Of all the islands we’ve visited, St Lucia’s the first one I’d think of for a future holiday, so it’s been a useful exercise and possibly saved thousands in airfares, to know I wouldn’t again want to visit so many others.

St Kitts is pretty rundown, all the formerly British-administered islands seem to be, and the weather was overcast and rainy, so the promised carnival in the afternoon got cancelled and I was glaid I had ducked out of the 7-hour sailaway to Nevis. I did have an amble round scruffy Basseterre, the capital, where a presidential election seemed to be in progress, the bright red or yellow banners of the rival parties fluttering from telegraph poles and paint-peeling buildings.

In the ship, the preparations for New Year’s Eve are fervid, with half the crew apparently up ladders rigging equipment for a massive ‘balloon drop’.

For me, this falls deeply into the ‘why bother’ category since I never quite understand the fuss made over the change in date from Dec 31 to Jan 1. I’m feeling edgy at cocktails which is made worse by the provision on the tables of rattles and squeakers which the entire dining room begins to trumpet from 9.45pm onwards. I also find myself becoming irritated with people whose company I’ve enjoyed on every other evening, so it’s clearly the shadow of the night affecting my mood, although Louis did have too much to drink too early and became a bit incoherent as his attention span dwindled to nanoseconds.

Just before midnight we paraded down to the Queen’s room and for once it wasn’t mis-named as we raised more than a few eyebrows by dancing in same-sex pairs although no-one dared to say anything out loud. Since this was also captured on video by the official photographers, I look forward to seeing whether it will feature in future Cunard advertising.

After the midnight countdown, the gang plan to take over the G32 night-club, a space reminiscent of commercial discos from the mid-80’s before the advent of laser light or digital sound, it’s pretty awful. I go back to the cabin about 12.30 to get some cooler air and sit on the bed for ten minutes ... then the next thing I know it’s 3.45am so perhaps I missed some fun, or possibly escaped the meltdown.

Either way, in the morning I’m brighter and more clear-eyed than most of the ship and enjoy a comparatively early breakfast and the fact the decks are all but deserted. The view is of deep turquoise water dotted with yachts and I set out to explore the last island.

St Thomas is arguably the best-kept outpost in the Caribbean with neat beaches and decent-looking houses, since it’s run as a US state and everything’s in reasonable repair and seems to work.
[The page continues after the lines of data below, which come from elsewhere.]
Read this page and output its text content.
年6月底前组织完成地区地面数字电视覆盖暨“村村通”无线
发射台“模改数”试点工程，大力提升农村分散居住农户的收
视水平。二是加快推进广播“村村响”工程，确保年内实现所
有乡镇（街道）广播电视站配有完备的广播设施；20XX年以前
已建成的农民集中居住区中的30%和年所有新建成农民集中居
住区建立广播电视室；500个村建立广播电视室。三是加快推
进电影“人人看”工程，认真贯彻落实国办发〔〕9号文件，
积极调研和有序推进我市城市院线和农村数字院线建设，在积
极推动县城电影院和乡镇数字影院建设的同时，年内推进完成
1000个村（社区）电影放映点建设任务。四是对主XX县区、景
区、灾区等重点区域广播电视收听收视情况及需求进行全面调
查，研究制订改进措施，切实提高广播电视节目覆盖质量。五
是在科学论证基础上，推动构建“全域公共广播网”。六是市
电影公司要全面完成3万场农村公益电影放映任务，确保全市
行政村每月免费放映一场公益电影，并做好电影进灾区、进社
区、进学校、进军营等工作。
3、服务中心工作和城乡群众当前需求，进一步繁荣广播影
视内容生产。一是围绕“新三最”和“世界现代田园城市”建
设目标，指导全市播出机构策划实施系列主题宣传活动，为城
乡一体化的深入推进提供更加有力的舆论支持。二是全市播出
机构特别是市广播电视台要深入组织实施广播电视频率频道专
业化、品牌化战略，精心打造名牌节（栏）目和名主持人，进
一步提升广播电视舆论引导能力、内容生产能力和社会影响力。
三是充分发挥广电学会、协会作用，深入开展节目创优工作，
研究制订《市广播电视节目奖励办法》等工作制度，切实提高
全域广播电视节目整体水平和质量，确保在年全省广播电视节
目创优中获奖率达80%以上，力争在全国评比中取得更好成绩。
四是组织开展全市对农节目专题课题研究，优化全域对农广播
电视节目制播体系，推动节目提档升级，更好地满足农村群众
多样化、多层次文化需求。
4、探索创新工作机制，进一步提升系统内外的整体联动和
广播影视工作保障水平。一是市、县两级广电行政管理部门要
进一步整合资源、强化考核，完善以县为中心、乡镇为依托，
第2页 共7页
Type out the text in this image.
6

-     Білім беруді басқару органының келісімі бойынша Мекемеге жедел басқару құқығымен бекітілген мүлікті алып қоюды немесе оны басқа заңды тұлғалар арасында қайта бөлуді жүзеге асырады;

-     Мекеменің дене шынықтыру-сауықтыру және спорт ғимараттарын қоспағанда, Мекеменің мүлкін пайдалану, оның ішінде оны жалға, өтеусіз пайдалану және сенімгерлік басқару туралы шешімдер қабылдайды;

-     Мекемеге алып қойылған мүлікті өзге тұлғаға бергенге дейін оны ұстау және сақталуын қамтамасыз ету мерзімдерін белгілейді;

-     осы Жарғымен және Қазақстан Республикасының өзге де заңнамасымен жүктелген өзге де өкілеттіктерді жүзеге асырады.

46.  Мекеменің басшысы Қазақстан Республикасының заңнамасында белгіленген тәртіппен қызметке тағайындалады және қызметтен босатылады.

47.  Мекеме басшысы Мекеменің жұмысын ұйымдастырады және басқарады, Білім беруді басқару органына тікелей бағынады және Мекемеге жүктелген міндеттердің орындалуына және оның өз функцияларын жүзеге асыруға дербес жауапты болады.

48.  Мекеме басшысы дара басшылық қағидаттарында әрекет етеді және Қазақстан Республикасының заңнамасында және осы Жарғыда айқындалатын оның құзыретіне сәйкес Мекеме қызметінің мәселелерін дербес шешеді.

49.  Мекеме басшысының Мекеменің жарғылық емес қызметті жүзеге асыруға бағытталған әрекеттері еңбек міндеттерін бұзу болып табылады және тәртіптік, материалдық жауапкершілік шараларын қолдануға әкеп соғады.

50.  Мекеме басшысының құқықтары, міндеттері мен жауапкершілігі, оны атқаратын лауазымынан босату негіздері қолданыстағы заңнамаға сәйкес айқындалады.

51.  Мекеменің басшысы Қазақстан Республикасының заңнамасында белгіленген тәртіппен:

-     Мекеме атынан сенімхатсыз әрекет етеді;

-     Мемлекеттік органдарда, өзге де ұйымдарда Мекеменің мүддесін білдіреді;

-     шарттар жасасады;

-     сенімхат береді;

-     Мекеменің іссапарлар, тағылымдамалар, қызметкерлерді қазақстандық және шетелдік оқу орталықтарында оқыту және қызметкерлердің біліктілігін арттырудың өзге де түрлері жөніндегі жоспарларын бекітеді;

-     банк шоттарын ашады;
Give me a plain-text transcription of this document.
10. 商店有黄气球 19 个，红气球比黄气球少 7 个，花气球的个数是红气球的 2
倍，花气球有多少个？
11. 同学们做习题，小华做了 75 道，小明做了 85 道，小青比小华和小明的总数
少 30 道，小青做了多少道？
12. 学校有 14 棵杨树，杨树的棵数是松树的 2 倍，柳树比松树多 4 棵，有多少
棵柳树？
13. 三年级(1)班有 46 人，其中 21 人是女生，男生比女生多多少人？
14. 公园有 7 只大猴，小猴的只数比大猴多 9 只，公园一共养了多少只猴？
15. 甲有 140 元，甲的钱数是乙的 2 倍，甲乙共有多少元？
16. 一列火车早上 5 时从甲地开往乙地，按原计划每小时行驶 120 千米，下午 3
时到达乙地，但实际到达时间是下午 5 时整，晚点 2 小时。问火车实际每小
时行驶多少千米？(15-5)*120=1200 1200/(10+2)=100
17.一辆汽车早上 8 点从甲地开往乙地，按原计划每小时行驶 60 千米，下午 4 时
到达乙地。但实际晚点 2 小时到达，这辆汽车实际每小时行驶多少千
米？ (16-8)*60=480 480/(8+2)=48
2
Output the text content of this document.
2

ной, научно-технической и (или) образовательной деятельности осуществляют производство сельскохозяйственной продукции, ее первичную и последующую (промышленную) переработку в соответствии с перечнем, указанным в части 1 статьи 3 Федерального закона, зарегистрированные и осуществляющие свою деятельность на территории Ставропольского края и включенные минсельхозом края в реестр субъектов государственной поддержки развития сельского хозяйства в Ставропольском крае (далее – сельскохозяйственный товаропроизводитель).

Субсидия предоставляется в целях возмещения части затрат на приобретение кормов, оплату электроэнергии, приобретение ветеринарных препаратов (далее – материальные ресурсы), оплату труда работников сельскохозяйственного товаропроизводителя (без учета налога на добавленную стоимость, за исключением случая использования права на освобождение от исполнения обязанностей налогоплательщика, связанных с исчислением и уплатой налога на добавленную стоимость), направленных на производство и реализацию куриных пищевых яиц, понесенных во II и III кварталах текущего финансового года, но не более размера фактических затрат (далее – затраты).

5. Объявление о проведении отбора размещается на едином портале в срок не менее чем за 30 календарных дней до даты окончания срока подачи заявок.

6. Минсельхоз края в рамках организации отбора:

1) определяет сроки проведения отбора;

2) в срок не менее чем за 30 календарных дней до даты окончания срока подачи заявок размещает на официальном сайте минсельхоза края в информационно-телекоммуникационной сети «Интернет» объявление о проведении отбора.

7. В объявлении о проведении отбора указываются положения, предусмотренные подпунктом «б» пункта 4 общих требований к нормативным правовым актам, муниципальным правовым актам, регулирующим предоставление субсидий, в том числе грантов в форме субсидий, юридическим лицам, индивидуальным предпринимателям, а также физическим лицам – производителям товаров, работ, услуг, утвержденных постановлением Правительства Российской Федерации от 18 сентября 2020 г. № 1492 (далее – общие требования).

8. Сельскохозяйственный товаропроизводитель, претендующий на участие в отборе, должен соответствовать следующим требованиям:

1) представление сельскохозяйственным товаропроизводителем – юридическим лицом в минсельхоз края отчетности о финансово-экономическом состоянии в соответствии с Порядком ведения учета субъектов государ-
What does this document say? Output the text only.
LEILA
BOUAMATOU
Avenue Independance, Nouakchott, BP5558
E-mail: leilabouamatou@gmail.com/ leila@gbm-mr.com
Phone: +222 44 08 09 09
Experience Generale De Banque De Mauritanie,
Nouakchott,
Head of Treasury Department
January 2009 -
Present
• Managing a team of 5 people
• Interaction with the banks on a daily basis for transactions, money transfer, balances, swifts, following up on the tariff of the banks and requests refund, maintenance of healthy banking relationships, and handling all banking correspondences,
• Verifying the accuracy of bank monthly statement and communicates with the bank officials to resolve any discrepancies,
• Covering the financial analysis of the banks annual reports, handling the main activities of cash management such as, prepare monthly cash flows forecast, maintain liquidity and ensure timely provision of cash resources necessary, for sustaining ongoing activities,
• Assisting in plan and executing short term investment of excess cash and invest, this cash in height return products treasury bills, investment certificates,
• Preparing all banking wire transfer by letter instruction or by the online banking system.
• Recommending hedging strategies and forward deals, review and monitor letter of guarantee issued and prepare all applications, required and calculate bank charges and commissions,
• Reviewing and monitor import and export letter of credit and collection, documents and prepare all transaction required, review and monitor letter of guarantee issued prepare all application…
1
I suspect the cost of living is therefore comparatively high although this is mainly on the evidence of being charged $7.50 for a banana daiquiri at one of the stops on the tour. It majors in duty free sales and the whole of the city centre is so completely given over to diamond, emerald, gold, perfume and liquor stores that you wonder how on earth the locals shop for food and essentials.

Still, a cocktail on the sunny terrace of a Plantation Great House is not a bad way to start the year, even at $7.50, and I reflect on my good fortune at being able to do it.